If you think you’re a high-roller who gets comps to the big fights in Las Vegas, think again.
Hall of Fame promoter Bob Arum told the Bulletin yesterday that there is “a feeding frenzy” over tickets to the May 2 welterweight war between Manny Pacquiao and Floyd Mayweather.
Even Hollywood and political bigwigs will have to pay for tickets to the scheduled 12-round fight at the MGM Grand Garden Arena, noted Arum.
“Never seen anything like it,” said the 83-year-old Arum, a Harvard-educated lawyer who started promoting boxing in 1966 starring Muhammad Ali.
The big bosses at the MGM Grand will have control of the tickets and there is a plan to reconfigure the 16,800-seat venue to accommodate more fans.
While tickets haven’t gone on sale, the cheapest, stressed Arum, will be priced at $1,000, which is five times during the normal Pacquiao fight.

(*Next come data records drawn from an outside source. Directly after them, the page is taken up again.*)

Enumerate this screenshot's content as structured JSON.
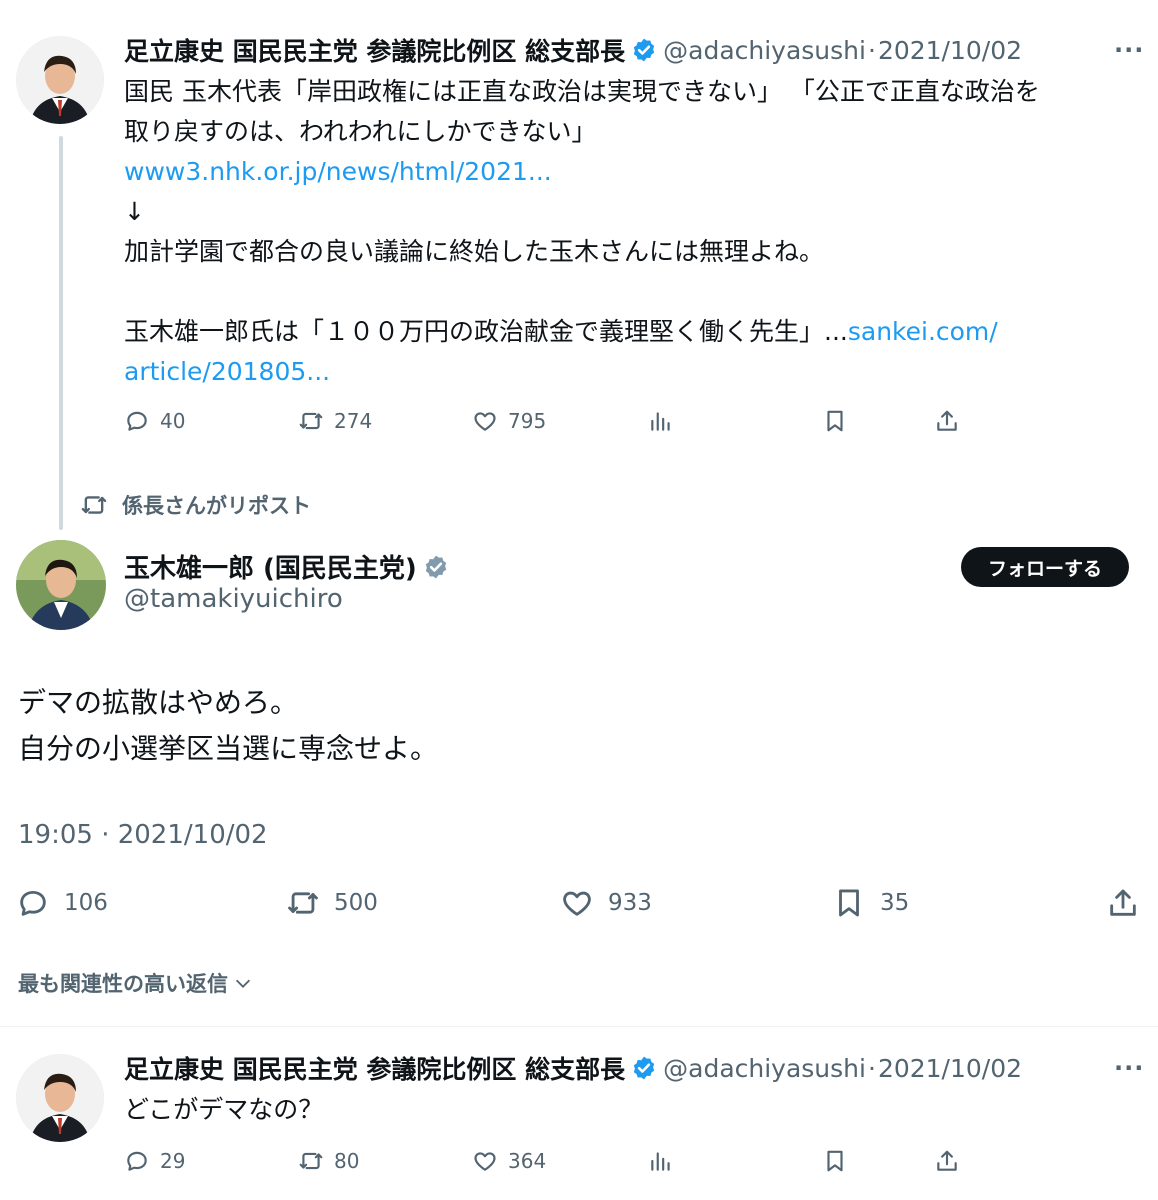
{
  "tweet1": {
    "name": "足立康史 国民民主党 参議院比例区 総支部長",
    "handle": "@adachiyasushi",
    "separator": "·",
    "date": "2021/10/02",
    "more": "···",
    "line1": "国民 玉木代表「岸田政権には正直な政治は実現できない」 「公正で正直な政治を",
    "line2": "取り戻すのは、われわれにしかできない」",
    "link1": "www3.nhk.or.jp/news/html/2021...",
    "arrow": "↓",
    "line4": "加計学園で都合の良い議論に終始した玉木さんには無理よね。",
    "line5_text": "玉木雄一郎氏は「１００万円の政治献金で義理堅く働く先生」...",
    "line5_link": "sankei.com/",
    "link2": "article/201805...",
    "replies": "40",
    "reposts": "274",
    "likes": "795"
  },
  "repost_note": "係長さんがリポスト",
  "main_tweet": {
    "name": "玉木雄一郎 (国民民主党)",
    "handle": "@tamakiyuichiro",
    "follow_label": "フォローする",
    "line1": "デマの拡散はやめろ。",
    "line2": "自分の小選挙区当選に専念せよ。",
    "timestamp": "19:05 · 2021/10/02",
    "replies": "106",
    "reposts": "500",
    "likes": "933",
    "bookmarks": "35"
  },
  "replies_sort": "最も関連性の高い返信",
  "reply": {
    "name": "足立康史 国民民主党 参議院比例区 総支部長",
    "handle": "@adachiyasushi",
    "separator": "·",
    "date": "2021/10/02",
    "more": "···",
    "text": "どこがデマなの？",
    "replies": "29",
    "reposts": "80",
    "likes": "364"
  },
  "colors": {
    "link": "#1d9bf0",
    "verified": "#1d9bf0",
    "verified_gray": "#829aab",
    "secondary_text": "#536471",
    "follow_button": "#0f1419"
  }
}
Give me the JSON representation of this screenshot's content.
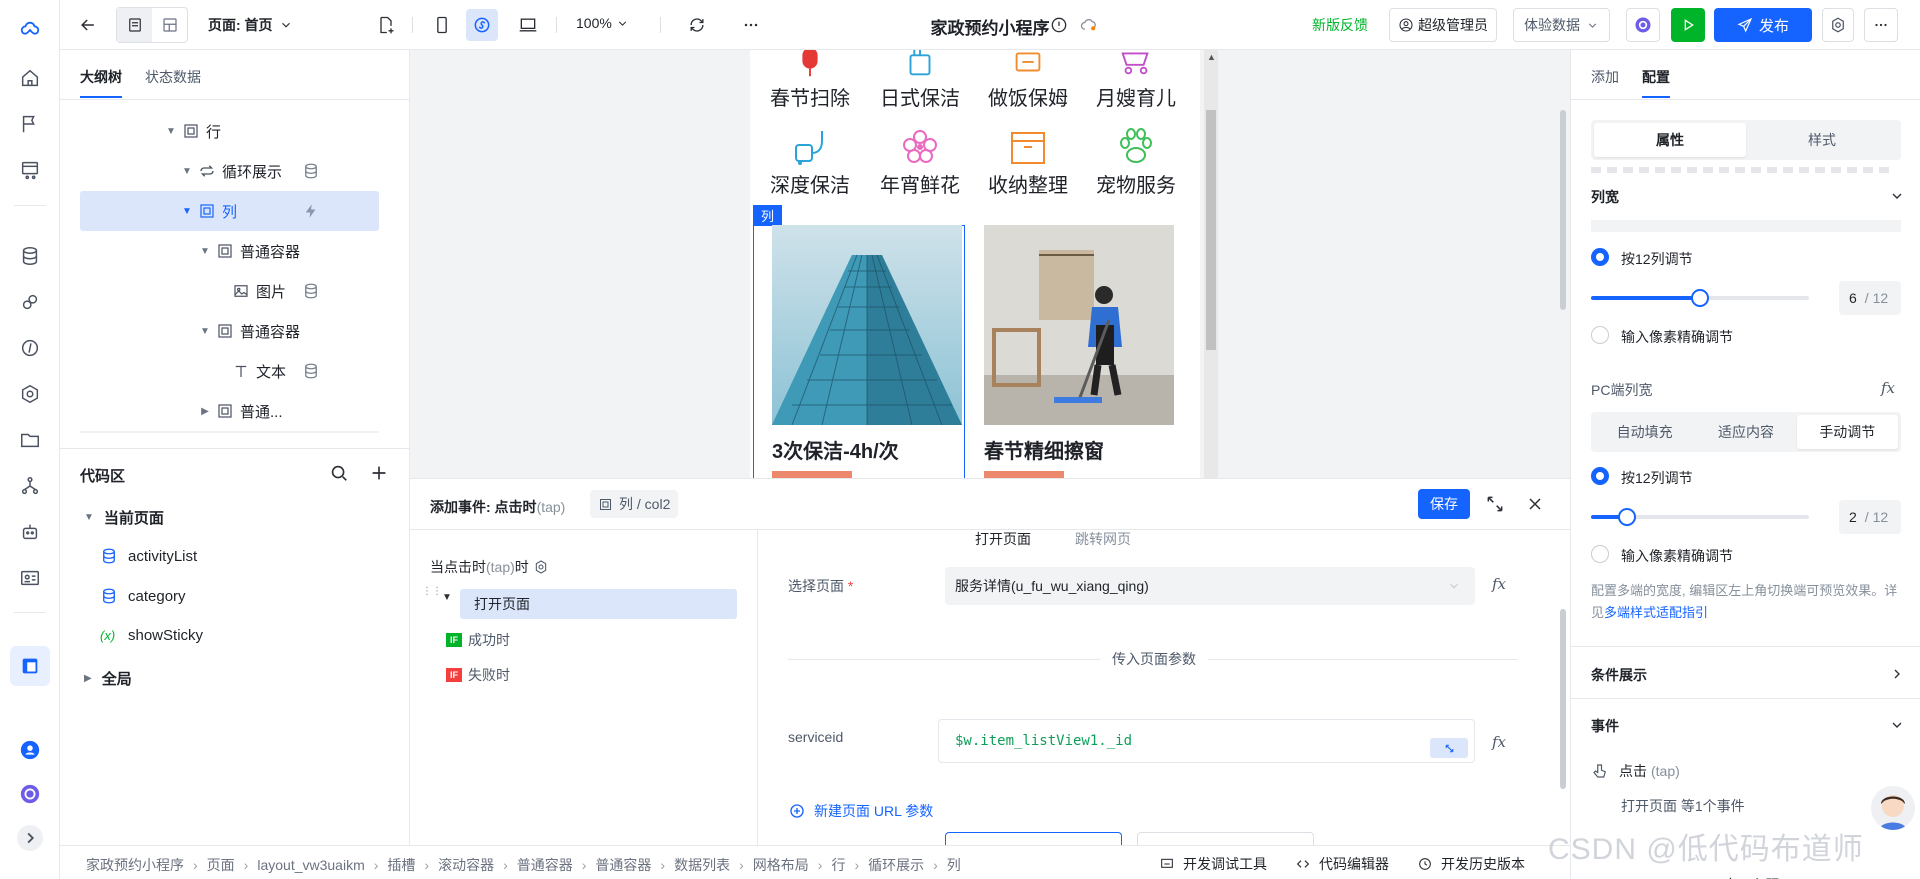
{
  "topbar": {
    "page_label": "页面: 首页",
    "zoom": "100%",
    "app_title": "家政预约小程序",
    "feedback": "新版反馈",
    "admin": "超级管理员",
    "data_mode": "体验数据",
    "publish": "发布"
  },
  "outline": {
    "tabs": [
      "大纲树",
      "状态数据"
    ],
    "items": [
      {
        "label": "行"
      },
      {
        "label": "循环展示"
      },
      {
        "label": "列"
      },
      {
        "label": "普通容器"
      },
      {
        "label": "图片"
      },
      {
        "label": "普通容器"
      },
      {
        "label": "文本"
      },
      {
        "label": "普通..."
      }
    ]
  },
  "code": {
    "title": "代码区",
    "current_page": "当前页面",
    "items": [
      "activityList",
      "category",
      "showSticky"
    ],
    "global": "全局"
  },
  "canvas": {
    "categories_row1": [
      "春节扫除",
      "日式保洁",
      "做饭保姆",
      "月嫂育儿"
    ],
    "categories_row2": [
      "深度保洁",
      "年宵鲜花",
      "收纳整理",
      "宠物服务"
    ],
    "col_badge": "列",
    "cards": [
      {
        "title": "3次保洁-4h/次"
      },
      {
        "title": "春节精细擦窗"
      }
    ],
    "colors": {
      "accent": "#1664ff",
      "selected": "#dbe6fb"
    }
  },
  "event_panel": {
    "title": "添加事件: 点击时",
    "title_tap": "(tap)",
    "target": "列 / col2",
    "save": "保存",
    "trigger": "当点击时",
    "trigger_tap": "(tap)",
    "trigger_suffix": "时",
    "action": "打开页面",
    "success": "成功时",
    "failure": "失败时",
    "tab_open": "打开页面",
    "tab_jump": "跳转网页",
    "select_page_label": "选择页面",
    "select_page_value": "服务详情(u_fu_wu_xiang_qing)",
    "params_divider": "传入页面参数",
    "param_name": "serviceid",
    "param_value": "$w.item_listView1._id",
    "add_url_param": "新建页面 URL 参数"
  },
  "right_panel": {
    "tabs": [
      "添加",
      "配置"
    ],
    "seg": [
      "属性",
      "样式"
    ],
    "col_width_title": "列宽",
    "by12": "按12列调节",
    "pixel": "输入像素精确调节",
    "mobile_value": "6",
    "unit": "/ 12",
    "pc_title": "PC端列宽",
    "pc_modes": [
      "自动填充",
      "适应内容",
      "手动调节"
    ],
    "pc_value": "2",
    "hint": "配置多端的宽度, 编辑区左上角切换端可预览效果。详见",
    "hint_link": "多端样式适配指引",
    "conditional": "条件展示",
    "events": "事件",
    "event_click": "点击",
    "event_click_tap": "(tap)",
    "event_summary": "打开页面 等1个事件",
    "mobile_progress": 0.5,
    "pc_progress": 0.1667
  },
  "breadcrumb": [
    "家政预约小程序",
    "页面",
    "layout_vw3uaikm",
    "插槽",
    "滚动容器",
    "普通容器",
    "普通容器",
    "数据列表",
    "网格布局",
    "行",
    "循环展示",
    "列"
  ],
  "bottom_tools": [
    "开发调试工具",
    "代码编辑器",
    "开发历史版本"
  ],
  "right_bottom": {
    "theme": "应用主题"
  },
  "watermark": "CSDN @低代码布道师"
}
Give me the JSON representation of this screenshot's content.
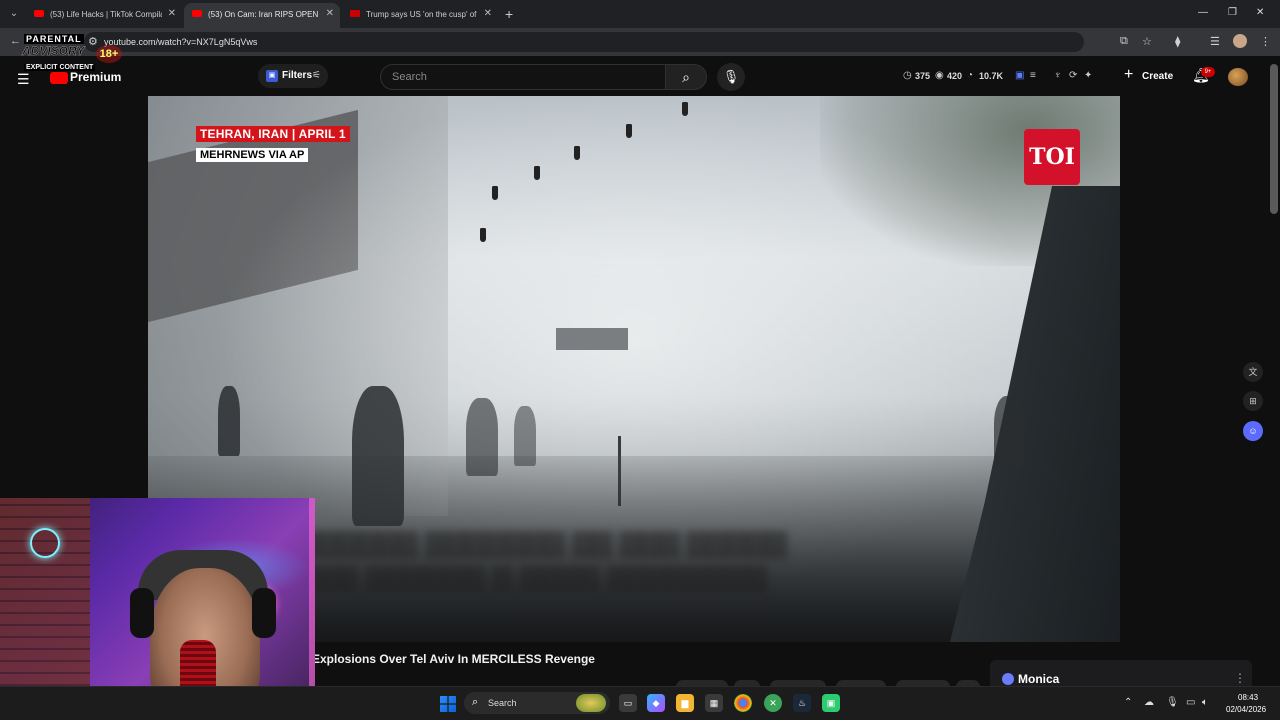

The coveted ringside seat will be sold at $5,000 and Arum notes that there are already tons of inquiries from people who expect to resell them at $25,000.
“I heard the cheapest ($1,000) can be sold at $4,000,” added Arum.
Even the supposed big-time gamblers will have to flex more muscle in convincing the MGM bosses that they deserve to be given free tickets to the fight that is expected to gross close to $400 million.
Mayweather is guaranteed a paycheck of $120 million, while Pacquiao gets at least $80 million.
After everything goes into the pot, meaning the pay-per-view sales, closed circuit, gate receipts, broadcast rights and other money-making schemes get all accounted for, the two fighters will get their respctive cuts.
By the time Mayweather gets his prize, the money could exceed $150 million, according to the New York Daily News, and Pacquiao might wound up pocketing over $100 million.